Android wird in Zukunft kontinuierlich nach Apps scannen, die Schadsoftware auf das Endgerät schmuggeln wollen, auf dem das mobile Betriebssystem installiert ist.

So viel Sicherheit wie im eigenen Zuhause – das verspricht Google den Nutzern seines mobilen Betriebssystems Android. Wie der Internetkonzern auf seinem Blog ankündigte, werde es in Zukunft möglich sein, das System kontinuierlich nach Apps von Drittanbietern zu scannen – so soll das Schmuggeln von Schadware auf das Endgerät unterbunden werden.

Während des Scan-Vorgangs werden die Apps dabei auf die Merkmale bekannter Malware hin untersucht; zudem gleicht Android ihr Verhalten mit bereits gescannten Anwendungen ab, um Abweichungen von der Norm zu entdecken.

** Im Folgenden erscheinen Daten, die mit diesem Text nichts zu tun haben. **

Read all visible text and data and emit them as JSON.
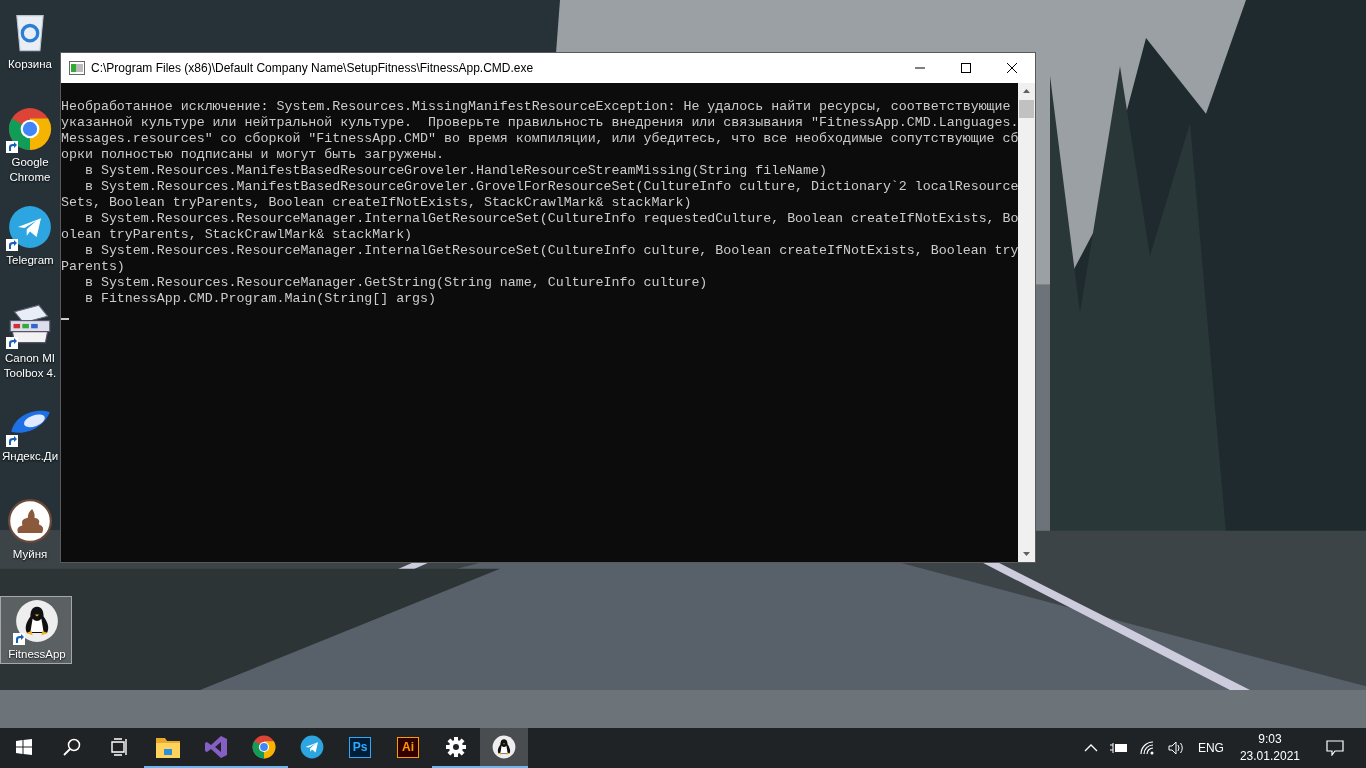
{
  "desktop_icons": [
    {
      "kind": "recycle-bin",
      "label": "Корзина",
      "shortcut": false,
      "selected": false
    },
    {
      "kind": "chrome",
      "label": "Google Chrome",
      "shortcut": true,
      "selected": false
    },
    {
      "kind": "telegram",
      "label": "Telegram",
      "shortcut": true,
      "selected": false
    },
    {
      "kind": "scanner",
      "label": "Canon MI Toolbox 4.",
      "shortcut": true,
      "selected": false
    },
    {
      "kind": "saucer",
      "label": "Яндекс.Ди",
      "shortcut": true,
      "selected": false
    },
    {
      "kind": "poop",
      "label": "Муйня",
      "shortcut": false,
      "selected": false
    },
    {
      "kind": "penguin",
      "label": "FitnessApp",
      "shortcut": true,
      "selected": true
    }
  ],
  "window": {
    "title": "C:\\Program Files (x86)\\Default Company Name\\SetupFitness\\FitnessApp.CMD.exe"
  },
  "console": {
    "lines": [
      "Необработанное исключение: System.Resources.MissingManifestResourceException: Не удалось найти ресурсы, соответствующие",
      "указанной культуре или нейтральной культуре.  Проверьте правильность внедрения или связывания \"FitnessApp.CMD.Languages.",
      "Messages.resources\" со сборкой \"FitnessApp.CMD\" во время компиляции, или убедитесь, что все необходимые сопутствующие сб",
      "орки полностью подписаны и могут быть загружены.",
      "   в System.Resources.ManifestBasedResourceGroveler.HandleResourceStreamMissing(String fileName)",
      "   в System.Resources.ManifestBasedResourceGroveler.GrovelForResourceSet(CultureInfo culture, Dictionary`2 localResource",
      "Sets, Boolean tryParents, Boolean createIfNotExists, StackCrawlMark& stackMark)",
      "   в System.Resources.ResourceManager.InternalGetResourceSet(CultureInfo requestedCulture, Boolean createIfNotExists, Bo",
      "olean tryParents, StackCrawlMark& stackMark)",
      "   в System.Resources.ResourceManager.InternalGetResourceSet(CultureInfo culture, Boolean createIfNotExists, Boolean try",
      "Parents)",
      "   в System.Resources.ResourceManager.GetString(String name, CultureInfo culture)",
      "   в FitnessApp.CMD.Program.Main(String[] args)"
    ]
  },
  "taskbar": {
    "buttons": [
      {
        "kind": "start",
        "running": false,
        "active": false
      },
      {
        "kind": "search",
        "running": false,
        "active": false
      },
      {
        "kind": "task-view",
        "running": false,
        "active": false
      },
      {
        "kind": "folder",
        "running": true,
        "active": false
      },
      {
        "kind": "visual-studio",
        "running": true,
        "active": false
      },
      {
        "kind": "chrome",
        "running": true,
        "active": false
      },
      {
        "kind": "telegram",
        "running": false,
        "active": false
      },
      {
        "kind": "ps",
        "label": "Ps",
        "running": false,
        "active": false
      },
      {
        "kind": "ai",
        "label": "Ai",
        "running": false,
        "active": false
      },
      {
        "kind": "gear",
        "running": true,
        "active": false
      },
      {
        "kind": "penguin",
        "running": true,
        "active": true
      }
    ],
    "tray": {
      "language": "ENG",
      "time": "9:03",
      "date": "23.01.2021"
    }
  }
}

Mit der Maßnahme will Google sein Betriebssystem in Sachen Sicherheit noch einmal einen Schritt nach vorne bringen – bislang war es lediglich möglich, Apps während des Installationsprozesses auf ein mögliches Schadverhalten hin zu untersuchen. Der “Verify Apps” genannte Dienst war im vergangenen Jahr von den Anwendern rund vier Milliarden Mal in Anspruch genommen worden.

Die verbesserte Verify-Apps-Funktionalität steht allen Nutzern zur Verfügung, die über ein Gerät mit installierter Android-Basis ab der Version 2.3 verfügen. Die Verteilung des Updates soll über Google Play Services erfolgen. Den genauen Zeitpunkt gab Google indes noch nicht bekannt.